One night, when she had taken up her usual station at the window, the glinting eye of the lake visible beyond the black lawn, something pale and gliding made her heart beat loudly in her chest. For an instant she thought it was a ghost, but it was one of the servants, a young boy she couldn't identify from her upstairs window, his pale shirt like something floating and unearthly. Though she didn't recognise him, she knew he had seen her, too, for he stopped and tipped his face up towards her. Perhaps, like her, he thought he had witnessed something spectral. And perhaps he had, she thought, as she caught sight of what he must have seen in her dressing table mirrors: an apparition of loose hair and hollow eyes, clad in the filmy glow of a white nightgown.

After five weeks, Dr. Logan finally deemed her cured. When he informed her of this, naturally after Edward had been told, she nodded mutely, unable to meet his eyes in case he saw the anger simmering in hers. It wasn't worth risking a confrontation, not when he seemed to wield so much influence over her husband, who could at any time put pen to paper and consign her to another spell in the asylum. Not that it was better in her own home; she thought it was probably worse. She heard Isabel at the door a few times before the nurserymaid dragged her away, and the subsequent guilt wrapped itself around Elizabeth like a dank shroud.

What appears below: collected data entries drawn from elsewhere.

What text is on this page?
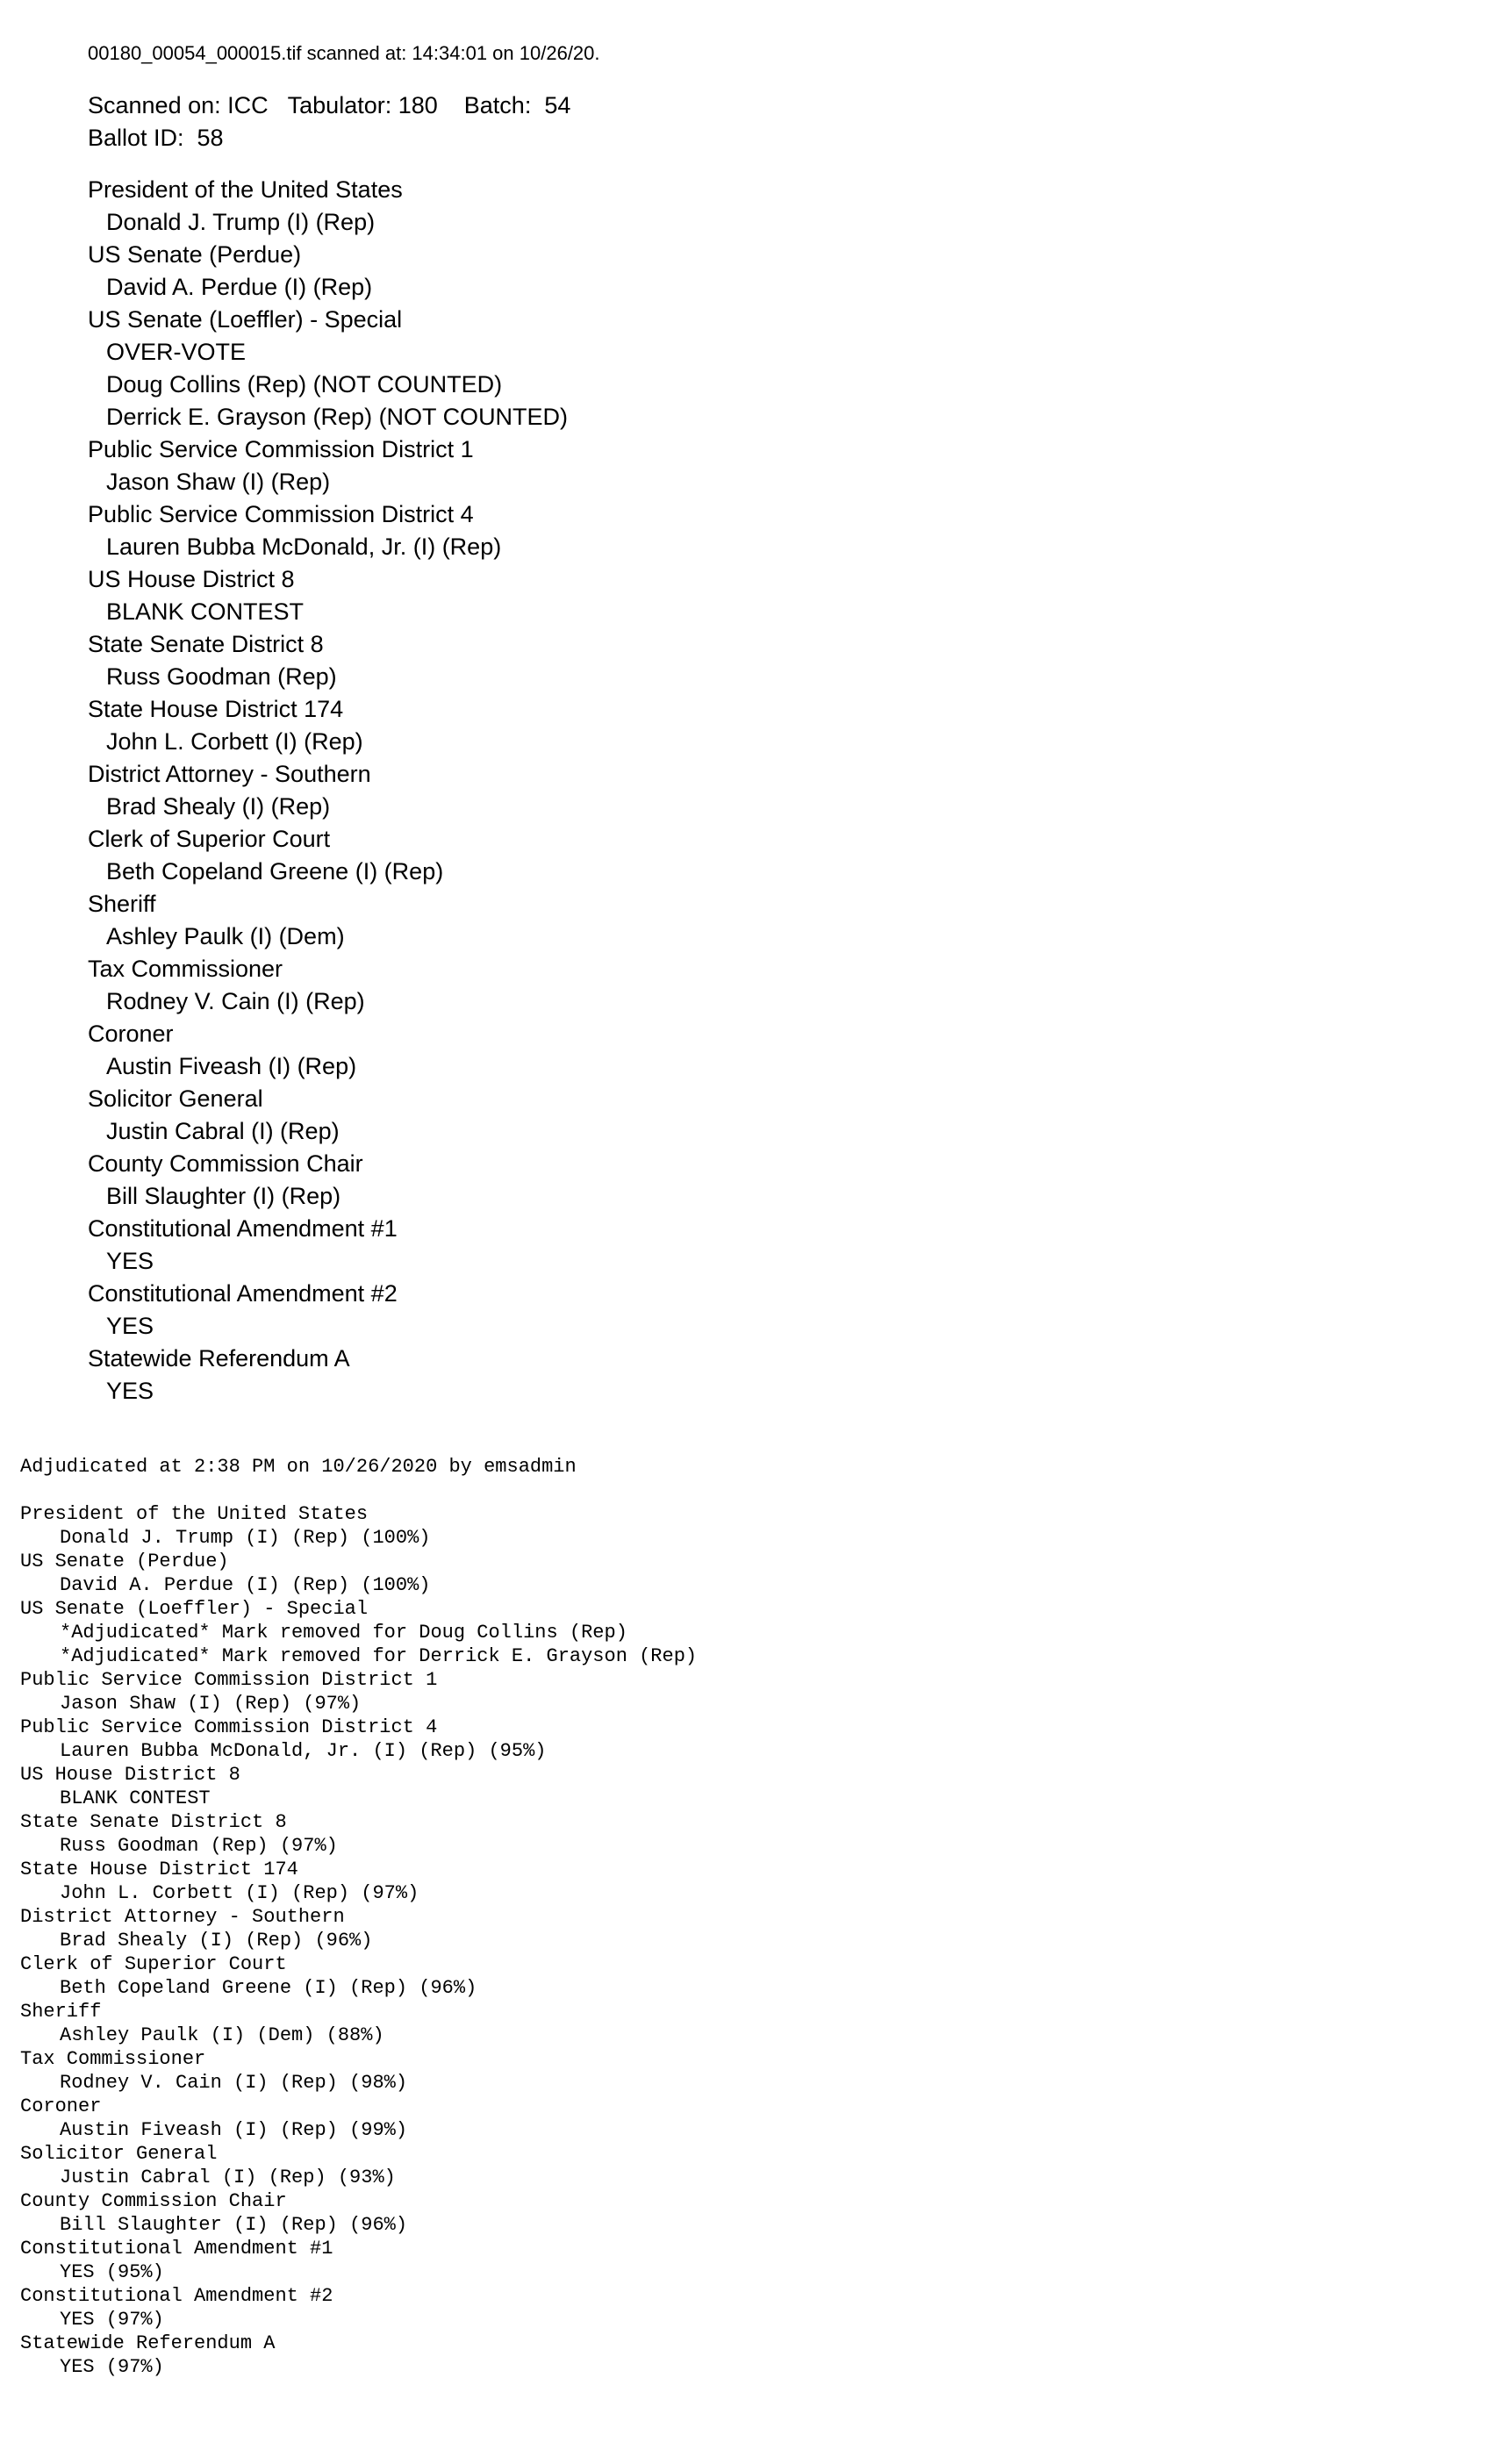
00180_00054_000015.tif scanned at: 14:34:01 on 10/26/20.
Scanned on: ICC   Tabulator: 180    Batch:  54
Ballot ID:  58
President of the United States
Donald J. Trump (I) (Rep)
US Senate (Perdue)
David A. Perdue (I) (Rep)
US Senate (Loeffler) - Special
OVER-VOTE
Doug Collins (Rep) (NOT COUNTED)
Derrick E. Grayson (Rep) (NOT COUNTED)
Public Service Commission District 1
Jason Shaw (I) (Rep)
Public Service Commission District 4
Lauren Bubba McDonald, Jr. (I) (Rep)
US House District 8
BLANK CONTEST
State Senate District 8
Russ Goodman (Rep)
State House District 174
John L. Corbett (I) (Rep)
District Attorney - Southern
Brad Shealy (I) (Rep)
Clerk of Superior Court
Beth Copeland Greene (I) (Rep)
Sheriff
Ashley Paulk (I) (Dem)
Tax Commissioner
Rodney V. Cain (I) (Rep)
Coroner
Austin Fiveash (I) (Rep)
Solicitor General
Justin Cabral (I) (Rep)
County Commission Chair
Bill Slaughter (I) (Rep)
Constitutional Amendment #1
YES
Constitutional Amendment #2
YES
Statewide Referendum A
YES
Adjudicated at 2:38 PM on 10/26/2020 by emsadmin
President of the United States
Donald J. Trump (I) (Rep) (100%)
US Senate (Perdue)
David A. Perdue (I) (Rep) (100%)
US Senate (Loeffler) - Special
*Adjudicated* Mark removed for Doug Collins (Rep)
*Adjudicated* Mark removed for Derrick E. Grayson (Rep)
Public Service Commission District 1
Jason Shaw (I) (Rep) (97%)
Public Service Commission District 4
Lauren Bubba McDonald, Jr. (I) (Rep) (95%)
US House District 8
BLANK CONTEST
State Senate District 8
Russ Goodman (Rep) (97%)
State House District 174
John L. Corbett (I) (Rep) (97%)
District Attorney - Southern
Brad Shealy (I) (Rep) (96%)
Clerk of Superior Court
Beth Copeland Greene (I) (Rep) (96%)
Sheriff
Ashley Paulk (I) (Dem) (88%)
Tax Commissioner
Rodney V. Cain (I) (Rep) (98%)
Coroner
Austin Fiveash (I) (Rep) (99%)
Solicitor General
Justin Cabral (I) (Rep) (93%)
County Commission Chair
Bill Slaughter (I) (Rep) (96%)
Constitutional Amendment #1
YES (95%)
Constitutional Amendment #2
YES (97%)
Statewide Referendum A
YES (97%)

After Dr. Logan had gone, she and Edward retreated back into distant politeness. Later, when she mourned another lost child, he
didn't even notice her silence, or the shadows that circled her eyes again.

N
ow, sitting on the hard floor of the glasshouse, Elizabeth reflected that it was quite astounding how far that sort of habitual restraint could take you. Until that morning's revelation in the library, of course. How strange that such a little thing, such an innocent thing as leaving behind her shoes in her child's nursery, could unpick all their steadfast work to draw a veil over past events. All it had taken was the tug of a memory, and like a loose thread, the sum of it had been unwound into nothing.